I liked that we got to know Tom better here. As we had some chapters from his POV (and I’ll get to the POV issues in a minute), we got to see his thoughts and feelings on the matter. I found him to be adorable and sweet, and I could understand why he was willing to put his life at risk to be with Saul. I was still missing the falling in love part between them as the story seemed to jump over that, but by Tom’s thoughts and actions, I didn’t have any problem just rolling with that aspect. These guys had chemistry, so that part almost always worked.
Saul continues to be his smarmy, charming self. Most of the time. Sometimes he was offensive, but that totally worked for his character, as he is a demon after all. I liked that we saw some growth from him. Both in his feelings for Tom and his self-awareness. I understood him better and that was great to see, as it really worked well with the developing plot.

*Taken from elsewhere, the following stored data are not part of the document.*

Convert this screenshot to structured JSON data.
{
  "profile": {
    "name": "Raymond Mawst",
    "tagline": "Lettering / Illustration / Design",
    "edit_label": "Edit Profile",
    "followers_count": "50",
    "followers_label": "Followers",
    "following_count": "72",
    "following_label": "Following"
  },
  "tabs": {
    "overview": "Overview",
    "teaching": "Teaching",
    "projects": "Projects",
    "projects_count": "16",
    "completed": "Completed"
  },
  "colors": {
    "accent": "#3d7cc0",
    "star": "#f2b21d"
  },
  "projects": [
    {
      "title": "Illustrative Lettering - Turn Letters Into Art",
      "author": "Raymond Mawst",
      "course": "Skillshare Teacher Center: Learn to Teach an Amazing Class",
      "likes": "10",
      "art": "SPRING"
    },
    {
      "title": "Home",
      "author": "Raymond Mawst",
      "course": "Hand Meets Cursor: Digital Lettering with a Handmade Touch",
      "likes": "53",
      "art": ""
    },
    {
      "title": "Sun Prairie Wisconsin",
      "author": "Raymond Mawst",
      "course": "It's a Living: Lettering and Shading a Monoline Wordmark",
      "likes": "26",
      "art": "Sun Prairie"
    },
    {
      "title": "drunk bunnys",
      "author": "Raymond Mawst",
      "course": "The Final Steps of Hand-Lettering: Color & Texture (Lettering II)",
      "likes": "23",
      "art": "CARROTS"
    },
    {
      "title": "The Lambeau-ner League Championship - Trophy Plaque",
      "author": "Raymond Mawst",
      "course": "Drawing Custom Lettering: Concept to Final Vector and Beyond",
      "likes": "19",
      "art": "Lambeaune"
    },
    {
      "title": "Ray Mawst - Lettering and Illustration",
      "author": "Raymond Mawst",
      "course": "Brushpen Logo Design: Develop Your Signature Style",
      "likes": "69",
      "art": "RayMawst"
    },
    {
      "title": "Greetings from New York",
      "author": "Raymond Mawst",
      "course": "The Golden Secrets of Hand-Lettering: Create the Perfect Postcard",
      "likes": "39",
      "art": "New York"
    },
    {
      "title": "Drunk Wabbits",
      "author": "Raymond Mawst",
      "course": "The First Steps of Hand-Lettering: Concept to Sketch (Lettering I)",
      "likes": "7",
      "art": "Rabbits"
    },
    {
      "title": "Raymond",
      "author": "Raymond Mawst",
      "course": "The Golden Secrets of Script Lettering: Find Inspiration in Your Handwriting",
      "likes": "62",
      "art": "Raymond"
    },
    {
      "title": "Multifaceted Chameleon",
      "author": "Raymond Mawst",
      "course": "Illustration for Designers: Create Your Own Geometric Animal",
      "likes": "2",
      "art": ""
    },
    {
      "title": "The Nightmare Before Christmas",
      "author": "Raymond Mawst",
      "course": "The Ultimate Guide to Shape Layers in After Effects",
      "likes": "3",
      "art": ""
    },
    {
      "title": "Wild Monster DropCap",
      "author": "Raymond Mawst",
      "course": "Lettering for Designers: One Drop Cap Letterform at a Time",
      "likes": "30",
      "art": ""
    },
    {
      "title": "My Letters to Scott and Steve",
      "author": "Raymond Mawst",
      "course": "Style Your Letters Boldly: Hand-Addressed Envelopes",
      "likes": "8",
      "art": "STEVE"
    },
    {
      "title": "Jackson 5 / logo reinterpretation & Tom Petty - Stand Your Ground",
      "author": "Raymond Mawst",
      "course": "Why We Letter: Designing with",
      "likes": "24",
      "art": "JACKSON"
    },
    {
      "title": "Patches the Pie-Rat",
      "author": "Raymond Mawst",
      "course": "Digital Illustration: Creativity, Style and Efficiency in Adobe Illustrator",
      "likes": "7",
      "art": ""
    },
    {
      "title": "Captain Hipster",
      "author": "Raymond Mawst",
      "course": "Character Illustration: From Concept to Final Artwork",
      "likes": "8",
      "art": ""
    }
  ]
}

But I really had some issues with this story, and I just couldn’t look past them. It was the style of the writing and the story. When it was in Saul’s POV, it was in that first person present without a fourth wall there. When it alternated to Tom’s POV, it was still first person present, but the fourth wall was firmly intact. Tom was relating the story as it was happening, but he wasn’t speaking directly to the audience as Saul did in his chapters. And then? Then we had chapters from Baruchiel’s POV and these chapters were in third person past tense. I’m going to be blunt and say this just didn’t work for me. While I never had any trouble knowing whose POV I was in because of the tenses, the constant shuffling around was jarring to me. It made me have to shift gears with every chapter, and just as I was getting into a groove, it would change again. This might not be a problem for you, and if it isn’t, then please don’t hesitate to give this story a try if the plot intrigues you. But it didn’t work for me at all.
I had some quibbles with the world building as a whole and the ending felt a little too pat so it was a bit disappointing. But these things were easily over looked in the grand scheme of the story. Basically, what worked here worked really well, but there was a lot that missed the mark for me. I would only recommend this to a reader who doesn’t mind constant tense and POV shifts, and who is looking for a light read featuring demons and angels.